The actions of the Mandela and Mbeki governments cannot be truly appreciated without an explanation of the fight against the pharmaceutical companies who opposed the production of generic medicines in South Africa for the treatment of the country’s more than 4 million HIV positive citizens. The pharmaceutical companies were supported at the highest levels, witness the Clinton administration’s support for the campaign to force the South African government to withdraw or modify its legislation to allow the production of generics. And while it appeared at one time that South Africa might have won the right to save itself (the pharmaceutical firms’ legal action against the S.African government was dropped in 2001) the struggle over the HIV medication drags on, no doubt because of the enormous influence, both formal and informal, exerted by the companies on governments and their leaders.

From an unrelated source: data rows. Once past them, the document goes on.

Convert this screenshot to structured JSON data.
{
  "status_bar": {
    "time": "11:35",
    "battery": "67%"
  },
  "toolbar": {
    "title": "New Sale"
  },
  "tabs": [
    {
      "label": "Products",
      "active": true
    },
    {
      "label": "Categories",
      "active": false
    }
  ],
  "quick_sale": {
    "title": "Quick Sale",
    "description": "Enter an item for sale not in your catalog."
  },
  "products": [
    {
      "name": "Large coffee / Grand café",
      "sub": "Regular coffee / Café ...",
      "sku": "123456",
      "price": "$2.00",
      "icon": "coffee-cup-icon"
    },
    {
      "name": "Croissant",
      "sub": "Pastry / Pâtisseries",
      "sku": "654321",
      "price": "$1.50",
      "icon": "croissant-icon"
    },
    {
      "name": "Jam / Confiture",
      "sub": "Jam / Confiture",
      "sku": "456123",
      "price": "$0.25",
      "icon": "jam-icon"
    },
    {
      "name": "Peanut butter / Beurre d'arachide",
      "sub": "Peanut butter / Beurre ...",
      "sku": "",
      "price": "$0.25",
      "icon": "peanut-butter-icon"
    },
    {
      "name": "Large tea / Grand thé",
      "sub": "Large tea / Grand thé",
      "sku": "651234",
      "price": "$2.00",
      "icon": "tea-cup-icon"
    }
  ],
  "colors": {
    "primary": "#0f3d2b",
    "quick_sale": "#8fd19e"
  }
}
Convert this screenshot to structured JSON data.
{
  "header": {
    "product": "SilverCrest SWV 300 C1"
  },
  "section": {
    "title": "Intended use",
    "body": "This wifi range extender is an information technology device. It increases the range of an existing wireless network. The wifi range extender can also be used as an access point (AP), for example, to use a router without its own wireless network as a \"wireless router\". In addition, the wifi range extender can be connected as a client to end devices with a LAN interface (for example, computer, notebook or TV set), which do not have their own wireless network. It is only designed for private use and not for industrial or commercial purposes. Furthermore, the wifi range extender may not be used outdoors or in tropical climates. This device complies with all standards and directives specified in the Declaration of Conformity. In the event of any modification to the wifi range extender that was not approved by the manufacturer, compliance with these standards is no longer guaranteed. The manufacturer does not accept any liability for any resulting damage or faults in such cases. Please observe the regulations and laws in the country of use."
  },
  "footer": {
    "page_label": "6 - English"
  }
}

The conflict over HIV and generic medicines has been a fundamental part of the S. African landscape over the last decade and constitutes the real world in which a very real and very human Mandela moved, and moves, and not the sort of imaginary landscape presented by Peter Hitchens where actions are discrete, self contained, and uninfluenced by outside factors. De-iconisation is a process to be welcomed, a process which will lead to a more human and real way of viewing our political leaders and, through them, ourselves. We must not whitewash the ANC and its governments, but any review of Mandela as a man and icon, must be carried out in a way that considers all the factors of a complex and self interested world.